Monday, November 28, 2011

The Hour

As someone who lived through the 1950s as a child and young teenager, I am absolutely fascinated by the BBC's The Hour. Everything about the series is perfect except perhaps the title itself which doesn't ring quite true to me. The story unfolds against the backdrop of the Suez Crisis which I was too young to understand at the time. Like most children of that time I was deeply patriotic and, again like most children, echoed the views of my parents. I well remember how angry my stepfather became at what he believed was a betrayal. He was very much a child of the British Empire and he must have felt that his whole world was under threat. As indeed it was.

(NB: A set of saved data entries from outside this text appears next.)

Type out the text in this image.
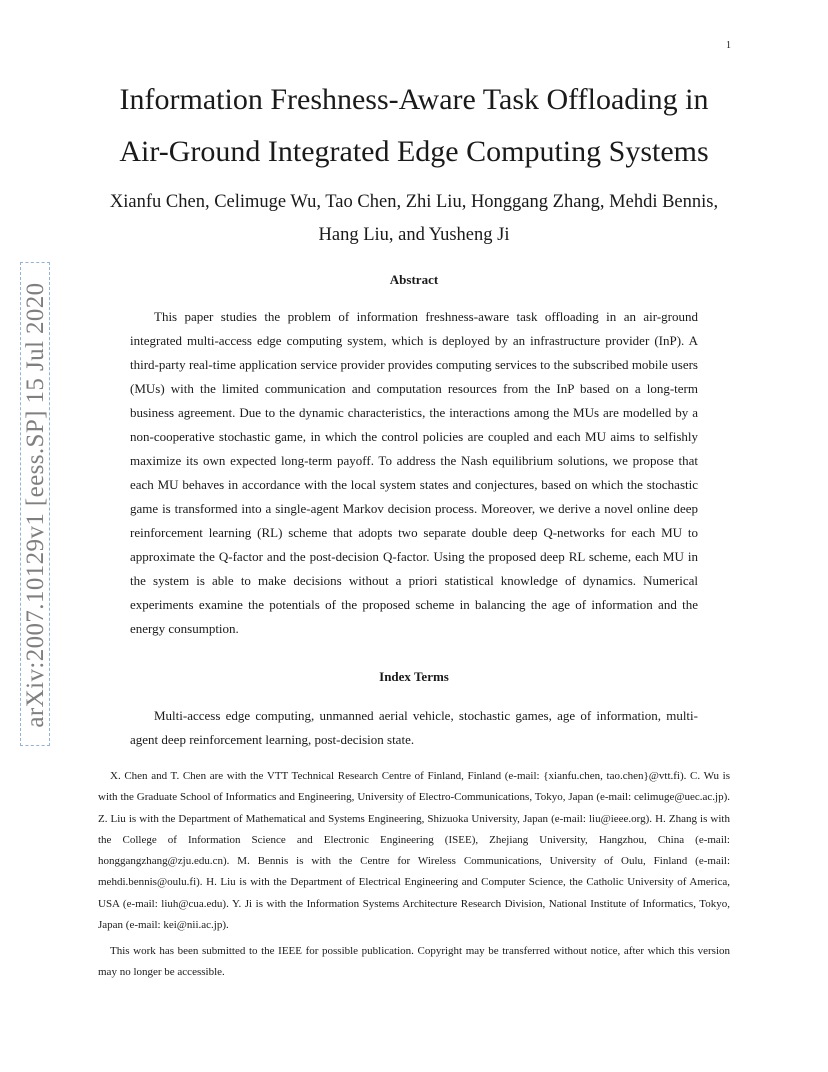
1
arXiv:2007.10129v1 [eess.SP] 15 Jul 2020
Information Freshness-Aware Task Offloading in Air-Ground Integrated Edge Computing Systems
Xianfu Chen, Celimuge Wu, Tao Chen, Zhi Liu, Honggang Zhang, Mehdi Bennis, Hang Liu, and Yusheng Ji
Abstract

This paper studies the problem of information freshness-aware task offloading in an air-ground integrated multi-access edge computing system, which is deployed by an infrastructure provider (InP). A third-party real-time application service provider provides computing services to the subscribed mobile users (MUs) with the limited communication and computation resources from the InP based on a long-term business agreement. Due to the dynamic characteristics, the interactions among the MUs are modelled by a non-cooperative stochastic game, in which the control policies are coupled and each MU aims to selfishly maximize its own expected long-term payoff. To address the Nash equilibrium solutions, we propose that each MU behaves in accordance with the local system states and conjectures, based on which the stochastic game is transformed into a single-agent Markov decision process. Moreover, we derive a novel online deep reinforcement learning (RL) scheme that adopts two separate double deep Q-networks for each MU to approximate the Q-factor and the post-decision Q-factor. Using the proposed deep RL scheme, each MU in the system is able to make decisions without a priori statistical knowledge of dynamics. Numerical experiments examine the potentials of the proposed scheme in balancing the age of information and the energy consumption.

Index Terms

Multi-access edge computing, unmanned aerial vehicle, stochastic games, age of information, multi-agent deep reinforcement learning, post-decision state.

X. Chen and T. Chen are with the VTT Technical Research Centre of Finland, Finland (e-mail: {xianfu.chen, tao.chen}@vtt.fi). C. Wu is with the Graduate School of Informatics and Engineering, University of Electro-Communications, Tokyo, Japan (e-mail: celimuge@uec.ac.jp). Z. Liu is with the Department of Mathematical and Systems Engineering, Shizuoka University, Japan (e-mail: liu@ieee.org). H. Zhang is with the College of Information Science and Electronic Engineering (ISEE), Zhejiang University, Hangzhou, China (e-mail: honggangzhang@zju.edu.cn). M. Bennis is with the Centre for Wireless Communications, University of Oulu, Finland (e-mail: mehdi.bennis@oulu.fi). H. Liu is with the Department of Electrical Engineering and Computer Science, the Catholic University of America, USA (e-mail: liuh@cua.edu). Y. Ji is with the Information Systems Architecture Research Division, National Institute of Informatics, Tokyo, Japan (e-mail: kei@nii.ac.jp).

This work has been submitted to the IEEE for possible publication. Copyright may be transferred without notice, after which this version may no longer be accessible.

Looking back on that troubled time, I now see very clearly that the "establishment" view of Suez was not so much wrong as wrong-headed and against the tide of history, but it took me and many others like me more than a generation to understand, and more important, to accept this simple fact. We now live in a world of instant communication and rapid change, but just because things move so quickly it does not follow that we come to terms with social upheaval any faster than before. Only now, almost 70 years after the event, are the French beginning to lay to rest the ghost of the Second World War, and they still haven't really digested the Algerian War. The treatment of the Indians and the blacks, truly America's original sin, continues to this day to cast a long shadow over American society.

And now we have the "Arab Spring". How long before the tormented countries of North Africa and the Middle East find a semblance of peace? There seems to be no short cut to wisdom.